Dr. Eli Gilboa Receives Avant-Garde Award from NIH for HIV/AIDS Research
University of Miami Miller School of Medicine researcher Eli Gilboa, Ph.D., is one of five scientists selected from across the nation to receive a 2015 Avant-Garde Award for HIV/AIDS research from the National Institute on Drug Abuse, part of the National Institutes of Health.
Gilboa, professor of microbiology and immunology and Director of the Dodson Interdisciplinary Immunotherapy Institute, was selected for his proposal to develop novel drugs to successfully restore the function of T cells, which are critical in immune response. This proposal has the potential to transform therapies for HIV/AIDS patients, including substance users whose drug use has further undermined their immune function.
“A major challenge for HIV-infected patients is that the immune system, particularly for drug abuse patients, is becoming progressively dysfunctional,” said Gilboa, also a member of the Sylvester Comprehensive Cancer Center, who has focused much of his research on developing immune-based treatments for cancer.
Gilboa explains that the immune system, especially in HIV/AIDS patients, can become “exhausted” and dysfunctional, which leads to disease progression. That has researchers making a big push to restore functionality of the T cells, a subset of immune cells particularly adept at combating HIV. Recently, scientists made a key discovery: those “exhausted” immune cells in HIV-infected patients have receptors on the surface, the main one known as PD-1, that inhibit their function, and thereby providing a potential target. The goal is to block those inhibitory receptors.
Blocking such receptors with antibodies has been used with great success in cancer. Gilboa explains that the goal in his work is to apply that same principle to HIV. The problem and challenge, he said, is “there is more than one receptor. You block one and there’s another.”
Instead, Gilboa is looking into the cell, targeting an intracellular mediator that “services” all the receptors. However, unlike receptors expressed on the cell surface, antibodies cannot be used because they fail to penetrate into the cell. Gilboa proposes using a novel drug delivery system that is made up of short nucleic acids that can be synthesized chemically and therefore relatively inexpensively.

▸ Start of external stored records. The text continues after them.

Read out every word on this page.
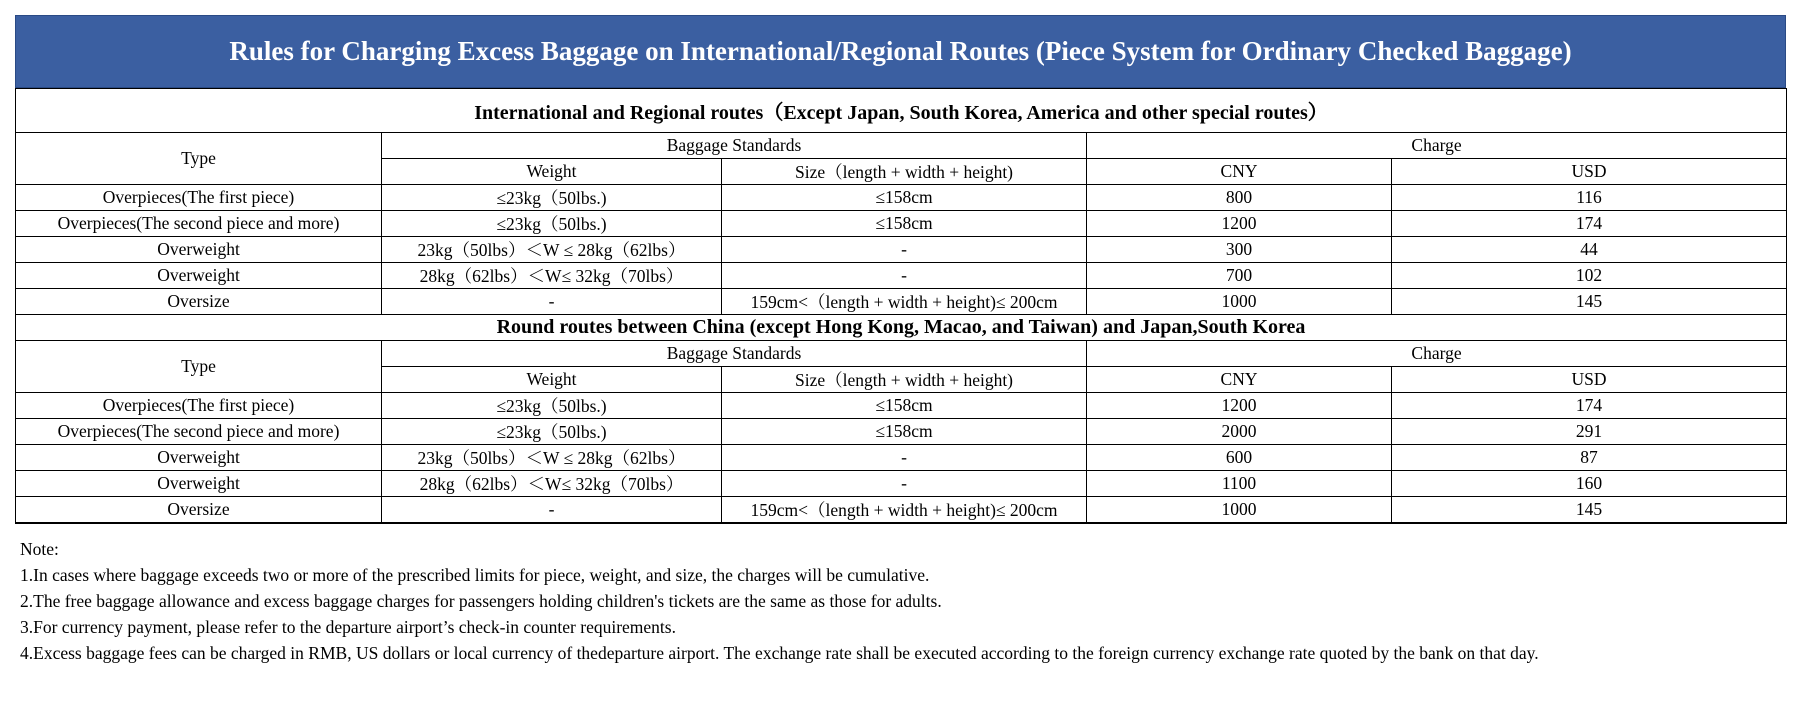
Rules for Charging Excess Baggage on International/Regional Routes (Piece System for Ordinary Checked Baggage)
International and Regional routes（Except Japan, South Korea, America and other special routes）				
Type	Baggage Standards		Charge	
	Weight	Size（length + width + height)	CNY	USD
Overpieces(The first piece)	≤23kg（50lbs.)	≤158cm	800	116
Overpieces(The second piece and more)	≤23kg（50lbs.)	≤158cm	1200	174
Overweight	23kg（50lbs）＜W ≤ 28kg（62lbs）	-	300	44
Overweight	28kg（62lbs）＜W≤ 32kg（70lbs）	-	700	102
Oversize	-	159cm<（length + width + height)≤ 200cm	1000	145
Round routes between China (except Hong Kong, Macao, and Taiwan) and Japan,South Korea				
Type	Baggage Standards		Charge	
	Weight	Size（length + width + height)	CNY	USD
Overpieces(The first piece)	≤23kg（50lbs.)	≤158cm	1200	174
Overpieces(The second piece and more)	≤23kg（50lbs.)	≤158cm	2000	291
Overweight	23kg（50lbs）＜W ≤ 28kg（62lbs）	-	600	87
Overweight	28kg（62lbs）＜W≤ 32kg（70lbs）	-	1100	160
Oversize	-	159cm<（length + width + height)≤ 200cm	1000	145
Note:
1.In cases where baggage exceeds two or more of the prescribed limits for piece, weight, and size, the charges will be cumulative.
2.The free baggage allowance and excess baggage charges for passengers holding children's tickets are the same as those for adults.
3.For currency payment, please refer to the departure airport’s check-in counter requirements.
4.Excess baggage fees can be charged in RMB, US dollars or local currency of thedeparture airport. The exchange rate shall be executed according to the foreign currency exchange rate quoted by the bank on that day.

“This platform is one of the unique and critical features of our proposal,” said Gilboa. There are two components: the therapeutic agent, a nucleic acid that blocks the function of the intracellular mediator of immune dysfunction thereby reactivating the T cell’s natural immune response, which is attached to a second form of nucleic acid, a targeting ligand that acts as a missile binding specifically to the T cells, delivering the therapeutic cargo.
“This award to Dr Gilboa is highly significant because of its potential to bring us closer to a ‘cure’ for HIV/AIDS,” said Savita Pahwa, M.D., Director of the Miami Center for AIDS Research. “Antiretroviral drugs can suppress the virus, but it hides in latent reservoirs which are invisible to the immune system and comes roaring back if the HIV drugs are stopped. A combination approach that also includes Dr. Gilboa’s strategy to arm killer T cells has the highest probability to eliminate virus-infected cells. We are very excited about his work, all the more as it bridges basic science with clinical science in the area of drug abuse – a high priority area for the Miami CFAR.”
Gilboa and each of the four other recipients will receive $500,000 annually for five years. The annual Avant-Garde Award competition, now in its eighth year, is intended to stimulate high-impact research that may lead to groundbreaking opportunities for the prevention and treatment of HIV/AIDS in drug users.
“The Avant-Garde Award provides us with the unique opportunity to develop a novel nucleic acids based drug and drug delivery platform to block key intracellular pathways that mediate immune dysfunction,” said Gilboa.
The other scientists who received a 2015 Avant-Garde Award are Don C. Des Jarlais, Ph.D.,
Mount Sinai Beth Israel in New York City; Nichole Klatt, Ph.D., University of Washington in Seattle; Alan D. Levine, Ph.D., Case Western Reserve University in Cleveland; and Tariq M. Rana, Ph.D., University of California San Diego.